Pauline Conolly *****

Essential Reading for anyone intrigued by Victorian Life

Pauline Conolly’s story of Dr James Marsden – the Water Doctor of the title – is a well-written and fascinating tale that kept me turning pages to the very end. Through excellent research the author has uncovered a tale that pulls at the heart-strings, and leaves the reader horrified by the hypocrisy and tragedy at its heart.

Malvern and its emerging fame as a health spa was largely due to the vision of two men, Drs Gully and Marsden. As a consequence, Malvern attracted the great and good for several decades. Their belief in the mantra, `A healthy mind in a healthy body’ was not misplaced – although their separate stories could be said to illustrate another truism: power corrupts. In Dr Marsden’s case, self-regard blinded him to the sufferings of those who should have been his prime concern.
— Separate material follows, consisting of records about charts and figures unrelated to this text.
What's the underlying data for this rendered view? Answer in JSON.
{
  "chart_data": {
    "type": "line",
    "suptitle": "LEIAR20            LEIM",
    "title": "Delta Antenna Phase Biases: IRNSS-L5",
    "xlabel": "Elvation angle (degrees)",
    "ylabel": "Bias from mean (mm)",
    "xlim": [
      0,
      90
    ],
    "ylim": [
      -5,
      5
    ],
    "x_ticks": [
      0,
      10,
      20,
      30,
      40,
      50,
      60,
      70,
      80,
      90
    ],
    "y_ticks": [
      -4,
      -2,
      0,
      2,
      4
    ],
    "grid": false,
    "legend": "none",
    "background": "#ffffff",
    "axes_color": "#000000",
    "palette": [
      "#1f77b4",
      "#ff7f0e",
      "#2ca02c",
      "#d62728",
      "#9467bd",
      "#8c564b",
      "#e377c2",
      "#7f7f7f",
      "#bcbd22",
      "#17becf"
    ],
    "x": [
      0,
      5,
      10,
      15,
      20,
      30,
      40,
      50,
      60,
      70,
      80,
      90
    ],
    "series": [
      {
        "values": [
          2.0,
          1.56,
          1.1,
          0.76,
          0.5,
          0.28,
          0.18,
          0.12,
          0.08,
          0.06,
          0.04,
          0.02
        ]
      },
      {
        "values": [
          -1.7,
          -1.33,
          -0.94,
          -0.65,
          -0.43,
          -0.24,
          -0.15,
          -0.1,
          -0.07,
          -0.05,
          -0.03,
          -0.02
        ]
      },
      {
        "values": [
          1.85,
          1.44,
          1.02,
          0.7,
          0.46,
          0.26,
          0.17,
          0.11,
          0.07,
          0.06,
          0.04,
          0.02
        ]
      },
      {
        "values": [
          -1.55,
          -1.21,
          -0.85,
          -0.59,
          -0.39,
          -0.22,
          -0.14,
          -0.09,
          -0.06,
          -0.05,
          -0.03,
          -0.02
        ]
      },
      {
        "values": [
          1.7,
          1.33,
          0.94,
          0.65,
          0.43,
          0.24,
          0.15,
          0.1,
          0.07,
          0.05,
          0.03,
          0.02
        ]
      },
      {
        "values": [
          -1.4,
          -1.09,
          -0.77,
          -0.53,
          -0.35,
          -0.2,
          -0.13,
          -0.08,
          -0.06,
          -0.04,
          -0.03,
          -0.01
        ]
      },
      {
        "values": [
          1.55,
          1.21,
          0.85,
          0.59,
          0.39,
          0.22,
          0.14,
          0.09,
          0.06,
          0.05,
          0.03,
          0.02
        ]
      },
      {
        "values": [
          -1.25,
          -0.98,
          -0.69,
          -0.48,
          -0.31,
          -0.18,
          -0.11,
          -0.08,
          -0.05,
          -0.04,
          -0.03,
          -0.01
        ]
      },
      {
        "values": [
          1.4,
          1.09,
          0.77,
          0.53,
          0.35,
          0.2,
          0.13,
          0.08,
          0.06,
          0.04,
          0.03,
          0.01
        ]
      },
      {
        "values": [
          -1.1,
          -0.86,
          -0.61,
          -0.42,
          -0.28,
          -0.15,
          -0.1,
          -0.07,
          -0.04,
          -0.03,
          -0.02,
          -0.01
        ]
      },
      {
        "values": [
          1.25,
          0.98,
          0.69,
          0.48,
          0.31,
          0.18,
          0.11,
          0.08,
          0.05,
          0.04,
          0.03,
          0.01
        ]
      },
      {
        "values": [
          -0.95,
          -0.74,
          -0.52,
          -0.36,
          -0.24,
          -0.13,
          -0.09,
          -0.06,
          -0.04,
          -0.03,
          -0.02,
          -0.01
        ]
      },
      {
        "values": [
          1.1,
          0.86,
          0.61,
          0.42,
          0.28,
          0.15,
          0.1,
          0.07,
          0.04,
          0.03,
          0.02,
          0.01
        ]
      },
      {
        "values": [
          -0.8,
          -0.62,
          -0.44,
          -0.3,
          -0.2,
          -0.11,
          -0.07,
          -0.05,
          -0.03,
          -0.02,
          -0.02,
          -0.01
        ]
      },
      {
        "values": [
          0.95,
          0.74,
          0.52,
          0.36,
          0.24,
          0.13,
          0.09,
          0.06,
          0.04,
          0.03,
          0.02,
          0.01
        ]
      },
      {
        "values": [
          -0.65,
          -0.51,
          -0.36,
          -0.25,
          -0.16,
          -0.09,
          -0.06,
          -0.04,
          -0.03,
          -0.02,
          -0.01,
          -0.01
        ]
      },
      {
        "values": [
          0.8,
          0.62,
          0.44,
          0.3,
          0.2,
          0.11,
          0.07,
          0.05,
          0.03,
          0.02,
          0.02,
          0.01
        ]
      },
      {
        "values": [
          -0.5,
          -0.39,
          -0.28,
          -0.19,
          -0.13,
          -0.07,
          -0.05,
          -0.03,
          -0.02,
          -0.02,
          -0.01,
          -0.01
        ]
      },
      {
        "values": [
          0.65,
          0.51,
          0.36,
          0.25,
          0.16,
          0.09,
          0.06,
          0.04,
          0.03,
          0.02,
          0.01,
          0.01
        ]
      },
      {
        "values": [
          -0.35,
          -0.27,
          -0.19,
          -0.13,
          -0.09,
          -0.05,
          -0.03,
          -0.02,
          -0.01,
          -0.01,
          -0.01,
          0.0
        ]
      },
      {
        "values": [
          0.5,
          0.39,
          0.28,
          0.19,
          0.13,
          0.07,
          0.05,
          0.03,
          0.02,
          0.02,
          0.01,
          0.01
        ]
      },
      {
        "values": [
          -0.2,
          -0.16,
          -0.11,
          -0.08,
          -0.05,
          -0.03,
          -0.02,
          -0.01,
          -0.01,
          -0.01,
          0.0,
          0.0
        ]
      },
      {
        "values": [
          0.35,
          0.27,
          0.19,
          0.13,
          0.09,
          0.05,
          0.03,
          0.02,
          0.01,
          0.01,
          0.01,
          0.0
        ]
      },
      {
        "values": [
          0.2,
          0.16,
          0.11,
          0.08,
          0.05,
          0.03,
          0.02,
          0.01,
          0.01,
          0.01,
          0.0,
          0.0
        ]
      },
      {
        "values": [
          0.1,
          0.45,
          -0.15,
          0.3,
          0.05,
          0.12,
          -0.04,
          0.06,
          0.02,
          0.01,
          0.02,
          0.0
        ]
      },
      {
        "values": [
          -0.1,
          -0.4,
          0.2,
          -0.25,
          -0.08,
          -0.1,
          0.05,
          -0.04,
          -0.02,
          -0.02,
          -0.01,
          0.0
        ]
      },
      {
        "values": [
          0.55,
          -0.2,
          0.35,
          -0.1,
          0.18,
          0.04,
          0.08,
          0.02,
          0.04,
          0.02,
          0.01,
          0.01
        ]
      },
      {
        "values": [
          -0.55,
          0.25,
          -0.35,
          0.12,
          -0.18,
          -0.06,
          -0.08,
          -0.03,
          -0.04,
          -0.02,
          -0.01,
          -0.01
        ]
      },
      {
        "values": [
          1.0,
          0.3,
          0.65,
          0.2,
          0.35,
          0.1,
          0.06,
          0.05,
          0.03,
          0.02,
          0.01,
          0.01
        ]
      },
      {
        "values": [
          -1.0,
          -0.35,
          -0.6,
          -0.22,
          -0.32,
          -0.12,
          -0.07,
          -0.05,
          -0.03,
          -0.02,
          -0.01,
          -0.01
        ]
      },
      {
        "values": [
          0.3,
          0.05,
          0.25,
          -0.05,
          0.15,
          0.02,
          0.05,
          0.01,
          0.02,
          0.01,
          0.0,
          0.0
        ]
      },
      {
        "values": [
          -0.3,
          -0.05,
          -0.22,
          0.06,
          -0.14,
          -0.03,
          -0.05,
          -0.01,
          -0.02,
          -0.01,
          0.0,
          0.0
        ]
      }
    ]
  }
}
Many factors contributed to the desperately sad lives and deaths of the Marsden children, and the appointment of French governess, Celestine Doudet, was clearly a huge mistake. But was she to blame? Pauline Connolly asks this question as she traces the downward path. I won’t spoil this mystery by giving my answer to the question, but urge readers to decide for themselves. References have been made elsewhere to `The Suspicions of Mr Whicher,’ and I would endorse the fact that this tale is similarly compelling.

The only thing I found myself wishing for in this excellent biography was a Marsden family tree to clarify the ages of the children. But that is a minor issue – the story carries the reader along. Only as I finished this book did I understand the bitter irony of the quote at the beginning.

The Water Doctor’s Daughters were abandoned in life – but with this book Pauline Conolly has raised a fitting memorial. She has my admiration.